When it comes to same-sex relationships and the church, I’ve heard more and more people propose some sort of committed, same-sex, non-sexual romantic friendships for those who want to uphold the Christian sexual ethic.
This, they say, avoids the supposed loneliness of singleness while upholding biblical standards of sexual behavior.
Friendship versus Marriage
The trouble with this kind of suggestion is it assumes sex is the only thing that separates marriage from other kinds of close friendship. On this view, there is a sort of relational continuum, with regular friendship at one end and marriage at the other. Marriage is the most intense expression of relational intimacy, and friendship is a less intense expression. By this reckoning, there’s a point somewhere along the spectrum where two friends can enjoy romantic intimacy without transgressing into the sort of sexual intimacy reserved for marriage.

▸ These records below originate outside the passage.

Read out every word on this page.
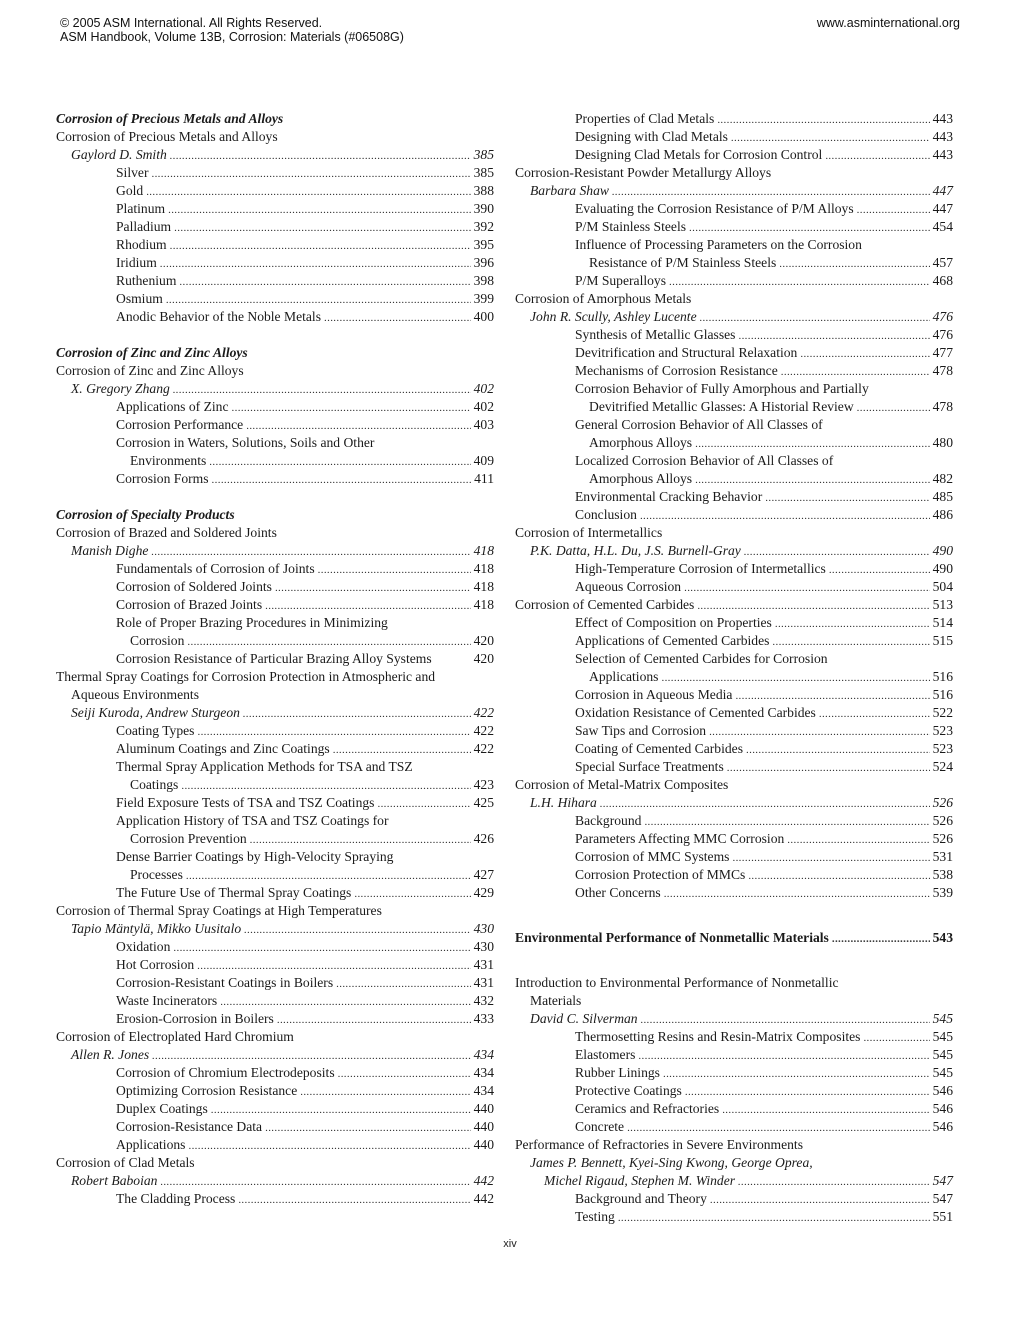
© 2005 ASM International. All Rights Reserved.
ASM Handbook, Volume 13B, Corrosion: Materials (#06508G)
www.asminternational.org
Corrosion of Precious Metals and Alloys
Corrosion of Precious Metals and Alloys
Gaylord D. Smith . . .	385
Silver . . .	385
Gold . . .	388
Platinum . . .	390
Palladium . . .	392
Rhodium . . .	395
Iridium . . .	396
Ruthenium . . .	398
Osmium . . .	399
Anodic Behavior of the Noble Metals . . .	400
Corrosion of Zinc and Zinc Alloys
Corrosion of Zinc and Zinc Alloys
X. Gregory Zhang . . .	402
Applications of Zinc . . .	402
Corrosion Performance . . .	403
Corrosion in Waters, Solutions, Soils and Other
Environments . . .	409
Corrosion Forms . . .	411
Corrosion of Specialty Products
Corrosion of Brazed and Soldered Joints
Manish Dighe . . .	418
Fundamentals of Corrosion of Joints . . .	418
Corrosion of Soldered Joints . . .	418
Corrosion of Brazed Joints . . .	418
Role of Proper Brazing Procedures in Minimizing
Corrosion . . .	420
Corrosion Resistance of Particular Brazing Alloy Systems	420
Thermal Spray Coatings for Corrosion Protection in Atmospheric and
Aqueous Environments
Seiji Kuroda, Andrew Sturgeon . . .	422
Coating Types . . .	422
Aluminum Coatings and Zinc Coatings . . .	422
Thermal Spray Application Methods for TSA and TSZ
Coatings . . .	423
Field Exposure Tests of TSA and TSZ Coatings . . .	425
Application History of TSA and TSZ Coatings for
Corrosion Prevention . . .	426
Dense Barrier Coatings by High-Velocity Spraying
Processes . . .	427
The Future Use of Thermal Spray Coatings . . .	429
Corrosion of Thermal Spray Coatings at High Temperatures
Tapio Mäntylä, Mikko Uusitalo . . .	430
Oxidation . . .	430
Hot Corrosion . . .	431
Corrosion-Resistant Coatings in Boilers . . .	431
Waste Incinerators . . .	432
Erosion-Corrosion in Boilers . . .	433
Corrosion of Electroplated Hard Chromium
Allen R. Jones . . .	434
Corrosion of Chromium Electrodeposits . . .	434
Optimizing Corrosion Resistance . . .	434
Duplex Coatings . . .	440
Corrosion-Resistance Data . . .	440
Applications . . .	440
Corrosion of Clad Metals
Robert Baboian . . .	442
The Cladding Process . . .	442
Properties of Clad Metals . . .	443
Designing with Clad Metals . . .	443
Designing Clad Metals for Corrosion Control . . .	443
Corrosion-Resistant Powder Metallurgy Alloys
Barbara Shaw . . .	447
Evaluating the Corrosion Resistance of P/M Alloys . . .	447
P/M Stainless Steels . . .	454
Influence of Processing Parameters on the Corrosion
Resistance of P/M Stainless Steels . . .	457
P/M Superalloys . . .	468
Corrosion of Amorphous Metals
John R. Scully, Ashley Lucente . . .	476
Synthesis of Metallic Glasses . . .	476
Devitrification and Structural Relaxation . . .	477
Mechanisms of Corrosion Resistance . . .	478
Corrosion Behavior of Fully Amorphous and Partially
Devitrified Metallic Glasses: A Historial Review . . .	478
General Corrosion Behavior of All Classes of
Amorphous Alloys . . .	480
Localized Corrosion Behavior of All Classes of
Amorphous Alloys . . .	482
Environmental Cracking Behavior . . .	485
Conclusion . . .	486
Corrosion of Intermetallics
P.K. Datta, H.L. Du, J.S. Burnell-Gray . . .	490
High-Temperature Corrosion of Intermetallics . . .	490
Aqueous Corrosion . . .	504
Corrosion of Cemented Carbides . . .	513
Effect of Composition on Properties . . .	514
Applications of Cemented Carbides . . .	515
Selection of Cemented Carbides for Corrosion
Applications . . .	516
Corrosion in Aqueous Media . . .	516
Oxidation Resistance of Cemented Carbides . . .	522
Saw Tips and Corrosion . . .	523
Coating of Cemented Carbides . . .	523
Special Surface Treatments . . .	524
Corrosion of Metal-Matrix Composites
L.H. Hihara . . .	526
Background . . .	526
Parameters Affecting MMC Corrosion . . .	526
Corrosion of MMC Systems . . .	531
Corrosion Protection of MMCs . . .	538
Other Concerns . . .	539
Environmental Performance of Nonmetallic Materials . . .	543
Introduction to Environmental Performance of Nonmetallic
Materials
David C. Silverman . . .	545
Thermosetting Resins and Resin-Matrix Composites . . .	545
Elastomers . . .	545
Rubber Linings . . .	545
Protective Coatings . . .	546
Ceramics and Refractories . . .	546
Concrete . . .	546
Performance of Refractories in Severe Environments
James P. Bennett, Kyei-Sing Kwong, George Oprea,
Michel Rigaud, Stephen M. Winder . . .	547
Background and Theory . . .	547
Testing . . .	551
xiv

But this is to misunderstand both friendship and marriage. They aren’t merely less intense and more intense expressions of the same underlying reality, such that you can keep adding units of intimacy to friendship until it eventually becomes marriage. The architecture of both marriage and friendship are necessarily different.
Marriage isn’t just close friendship with added sex. Nor is close friendship marriage without sex. Marriage by definition and necessity must be exclusive. It is covenantal. If it isn’t exclusive, its very essence is violated. This isn’t the case with friendship. Friendship doesn’t require exclusivity. My friendship with even my closest friend isn’t threatened by the growth of a similar friendship with someone else. It’s not a zero-sum game.

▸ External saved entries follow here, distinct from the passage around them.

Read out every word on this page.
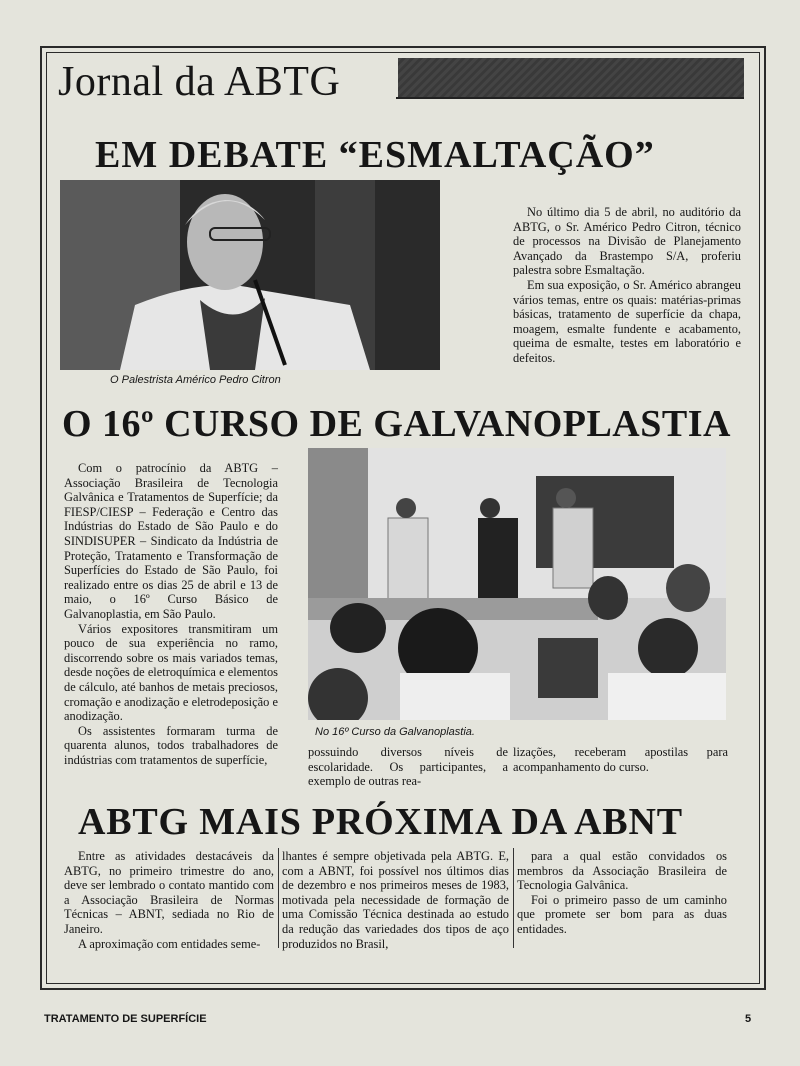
Jornal da ABTG
EM DEBATE “ESMALTAÇÃO”
O Palestrista Américo Pedro Citron

No último dia 5 de abril, no auditório da ABTG, o Sr. Américo Pedro Citron, técnico de processos na Divisão de Planejamento Avançado da Brastempo S/A, proferiu palestra sobre Esmaltação.

Em sua exposição, o Sr. Américo abrangeu vários temas, entre os quais: matérias-primas básicas, tratamento de superfície da chapa, moagem, esmalte fundente e acabamento, queima de esmalte, testes em laboratório e defeitos.

O 16º CURSO DE GALVANOPLASTIA

Com o patrocínio da ABTG – Associação Brasileira de Tecnologia Galvânica e Tratamentos de Superfície; da FIESP/CIESP – Federação e Centro das Indústrias do Estado de São Paulo e do SINDISUPER – Sindicato da Indústria de Proteção, Tratamento e Transformação de Superfícies do Estado de São Paulo, foi realizado entre os dias 25 de abril e 13 de maio, o 16º Curso Básico de Galvanoplastia, em São Paulo.

Vários expositores transmitiram um pouco de sua experiência no ramo, discorrendo sobre os mais variados temas, desde noções de eletroquímica e elementos de cálculo, até banhos de metais preciosos, cromação e anodização e eletrodeposição e anodização.

Os assistentes formaram turma de quarenta alunos, todos trabalhadores de indústrias com tratamentos de superfície,

No 16º Curso da Galvanoplastia.
possuindo diversos níveis de escolaridade. Os participantes, a exemplo de outras rea-
lizações, receberam apostilas para acompanhamento do curso.
ABTG MAIS PRÓXIMA DA ABNT

Entre as atividades destacáveis da ABTG, no primeiro trimestre do ano, deve ser lembrado o contato mantido com a Associação Brasileira de Normas Técnicas – ABNT, sediada no Rio de Janeiro.

A aproximação com entidades seme-

lhantes é sempre objetivada pela ABTG. E, com a ABNT, foi possível nos últimos dias de dezembro e nos primeiros meses de 1983, motivada pela necessidade de formação de uma Comissão Técnica destinada ao estudo da redução das variedades dos tipos de aço produzidos no Brasil,

para a qual estão convidados os membros da Associação Brasileira de Tecnologia Galvânica.

Foi o primeiro passo de um caminho que promete ser bom para as duas entidades.

TRATAMENTO DE SUPERFÍCIE	5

Friendship Isn’t Exclusive
In fact, the opposite is often the case. A couple of years ago, a close friend and I were planning a hiking trip to Scotland. I was really looking forward to it: one of my favorite people in one of my favorite places doing one of my favorite activities. As the trip approached he suggested that another friend of his join us. I was initially disappointed, having been looking forward to some time with just my friend and me. But having his other friend with us added so much. They’d been college roommates together, and this friend knew a whole side to my friend that I didn’t, and brought out a whole side of him I hadn’t seen before. The trip was better than it would’ve been if it were just the two of us.
C. S. Lewis would not have been surprised:
In each of my friends there is something that only some other friend can fully bring out. By myself I am not large enough to call the whole man into activity; I want other lights than my own to show all his facets . . . . Hence true friendship is the least jealous of loves. (The Four Loves)
Friendship often flourishes precisely because it isn’t meant to be exclusive. So when we try to turn it into something exclusive, which is certainly the case when we conceive of it in romantic terms, we’re actually turning from friendship to something else. It becomes quasi-marital. That it might be non-sexual is beside the point: The moment it becomes romantic, we’re confusing two different categories of relationship, attempting to pursue friendship in a framework designed ultimately for something covenantal. The result (marriage without benefits?) becomes an unstable compound—something that will struggle to remain non-physical, or else won’t remain romantic and exclusive. Something will likely give.
But we mustn’t think that keeping things firmly in the category of friendship relegates the same-sex-attracted (SSA) to a life without intimacy. That a relationship is non-sexual and also non-romantic doesn’t mean it lacks healthy biblical intimacy. Scripture shows us that such friendships don’t need exclusivity or improper physicality in order to become genuine and deep. Jesus testifies to this in how he describes his disciples as his friends (John 15:15): They know what is really going on in his heart. Indeed, such friendship is the stuff of real life.